To get more people to think about the brain, how it works and what neuroscientists are doing to prevent and reverse damage to the brain, MUSC’s Department of Physiology/Neuroscience and the Neuroscience Institute will observe “Brain Awareness Week,” March 11-17, with a day-long seminar in the Institute of Psychiatry Auditorium on Friday, March 15.

“Frontiers in Neuroscience, Learning and Brain Plasticity” will include presentations from research scientists on addictions, aging, Parkinsonism and memory. It will be MUSC’s opportunity to participate in the week-long international campaign coordinated by the Dana Alliance for Brain Initiatives.

MUSC, in recent years, has grown its neuroscience program from a small number of biomedical investigators with individual neurologically related research projects to its present-day Neuroscience Institute.

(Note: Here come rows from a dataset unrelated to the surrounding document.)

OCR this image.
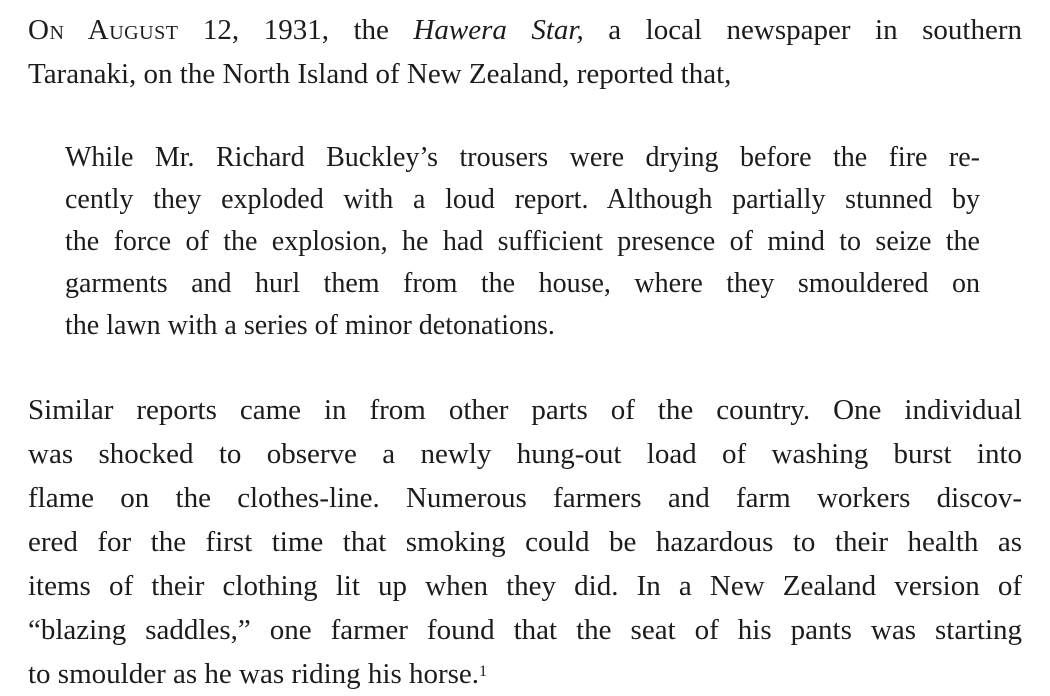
On August 12, 1931, the Hawera Star, a local newspaper in southern
Taranaki, on the North Island of New Zealand, reported that,

While Mr. Richard Buckley’s trousers were drying before the fire re-
cently they exploded with a loud report. Although partially stunned by
the force of the explosion, he had sufficient presence of mind to seize the
garments and hurl them from the house, where they smouldered on
the lawn with a series of minor detonations.

Similar reports came in from other parts of the country. One individual
was shocked to observe a newly hung-out load of washing burst into
flame on the clothes-line. Numerous farmers and farm workers discov-
ered for the first time that smoking could be hazardous to their health as
items of their clothing lit up when they did. In a New Zealand version of
“blazing saddles,” one farmer found that the seat of his pants was starting
to smoulder as he was riding his horse.$^1$
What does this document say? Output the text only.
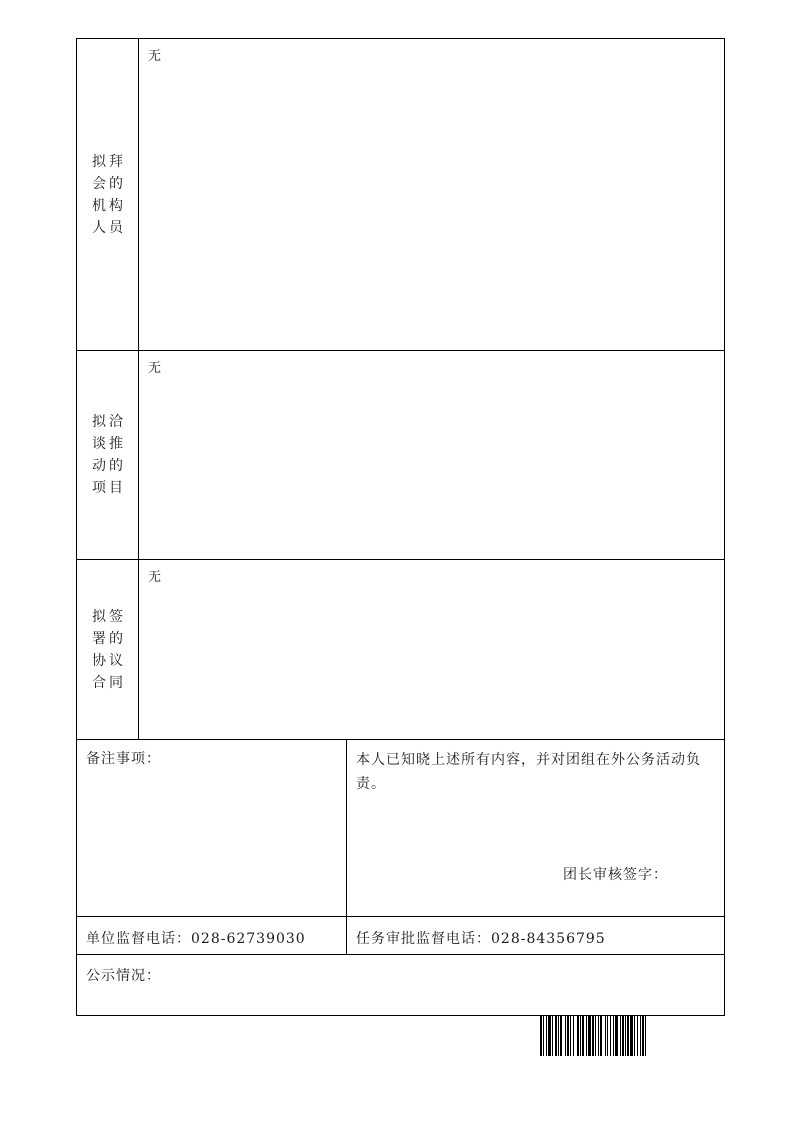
拟拜会的机构人员
无
拟洽谈推动的项目
无
拟签署的协议合同
无
备注事项：	本人已知晓上述所有内容，并对团组在外公务活动负责。
团长审核签字：
单位监督电话：028-62739030	任务审批监督电话：028-84356795
公示情况：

The institute offers a coordinated approach to research in neuroscience with enhanced opportunities for collaboration and sharing of core technologies.

MUSC’s physiology and neuroscience research includes projects in addiction, affective disorders, deafness, blindness, memory and learning in aging, the brain’s role in organizing movement and what happens to the brain in diseases such as Parkinson’s and Huntington’s, the cellular and molecular mechanisms of shock, spinal cord damage as it relates to diseases such as multiple sclerosis, and neuroimaging to study brain circuitry and cellular function.

Currently, MUSC’s training in physiology and neuroscience includes 12 Ph.D., two M.D./Ph.D., and five M.S. students all supported by the College of Graduate Studies or National Institutes of Health funding; more than 30 postdoctoral and clinical research fellows, supported by two NIH training grants, plus individual grants; and National Science Foundation undergraduate research grants to train S.C. minority students in neuroscience and to bring students to the university for summer research training.

Since its inception in 1996, Brain Awareness Week has emerged as a unique vehicle for reaching young people. To communicate the importance and excitement of brain research to the next generation of neuroscientists, MUSC will host pre-college students to the campus on Thursday to tour institute laboratories and even do a little hands-on brain activity themselves.

The Dana Alliance for Brain Initiatives is a non-profit organization of more than 200 leading neuroscientists, including nine Nobel laureates. It is a unique global partnership of more than 1,300 scientific institutions, patient advocacy groups, government agencies, service groups, hospitals, universities, K-12 schools and affiliates in 46 countries.